“We will not abandon the population, but we will need users to denounce this situation: the calibration of the workforce no longer allows patients to be received in good conditions”, denounced Olivier Terrien, secretary general of the CGT at the Nantes University Hospital.
“Patients sometimes wait 72 hours on stretchers, there are 40 children to operate in heart surgery by the end of the year, for 11 operating ranges, how do we do? We draw lots?” he irritates against an “authoritarian” direction.
“The surgeons ask for additional operating periods, the management refuses and the patients go to the clinic, where the largest portfolio is treated” he regrets, “it is the project of the management, that of the government”.
Striking staff assigned by management will welcome patients on Monday morning and during school holidays, a period of limited staff, “but at the start of the school year we are planning punching actions”, adds the 52-year-old caregiver.
“The working conditions are deteriorating, the colleagues are exhausted, psychologically things are not going well”, according to Stéphane Naulleau, 57, nurse in cardiac surgery and general secretary of the Force Ouvrière (FO) union at the CHU.
“The discontent started a few days ago with an article in which Philippe El Saïr, general manager of the Nantes University Hospital, said that the University Hospital was attractive for caregivers, that there were no bed closures” continues the trade unionist FO, “or 16 beds were still closed in October”.

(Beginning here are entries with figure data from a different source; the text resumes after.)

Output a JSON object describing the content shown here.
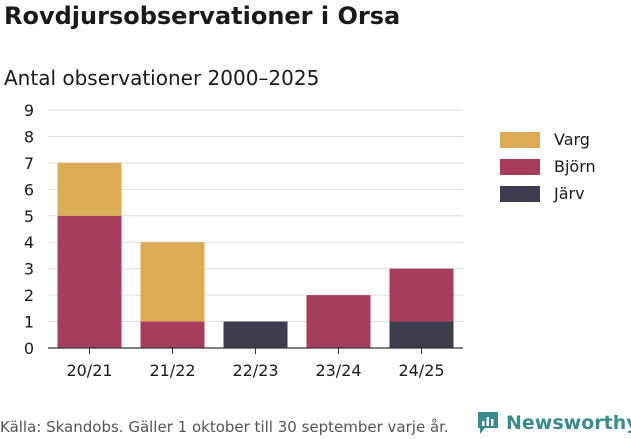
{
  "header": {
    "title": "Rovdjursobservationer i Orsa",
    "subtitle": "Antal observationer 2000–2025"
  },
  "footer": {
    "source": "Källa: Skandobs. Gäller 1 oktober till 30 september varje år.",
    "brand": "Newsworthy"
  },
  "colors": {
    "varg": "#dbab55",
    "bjorn": "#a63d5c",
    "jarv": "#3e3d4f",
    "brand": "#3a8b8b"
  },
  "chart_data": {
    "type": "bar",
    "stacked": true,
    "title": "Rovdjursobservationer i Orsa",
    "subtitle": "Antal observationer 2000–2025",
    "xlabel": "",
    "ylabel": "",
    "categories": [
      "20/21",
      "21/22",
      "22/23",
      "23/24",
      "24/25"
    ],
    "series": [
      {
        "name": "Järv",
        "key": "jarv",
        "values": [
          0,
          0,
          1,
          0,
          1
        ]
      },
      {
        "name": "Björn",
        "key": "bjorn",
        "values": [
          5,
          1,
          0,
          2,
          2
        ]
      },
      {
        "name": "Varg",
        "key": "varg",
        "values": [
          2,
          3,
          0,
          0,
          0
        ]
      }
    ],
    "legend": [
      "Varg",
      "Björn",
      "Järv"
    ],
    "ylim": [
      0,
      9
    ],
    "yticks": [
      0,
      1,
      2,
      3,
      4,
      5,
      6,
      7,
      8,
      9
    ],
    "grid": true,
    "legend_position": "right"
  }
}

Contacted by AFP, management could not be reached immediately.
Mr. Terrien compiles the figures: “The ARS (Regional Health Agency, editor’s note) itself says it: between 2015 and 2020, 700 surgery beds were closed, it is the most profitable and what seeks to absorb the private sector, but also 200 in obstetrics, 215 in psychiatry, 200 in follow-up care and rehabilitation”.
A situation that will not improve with the construction of the future University Hospital of the Island of Nantes “which will give rise to a new closure of 63 beds”, he warns.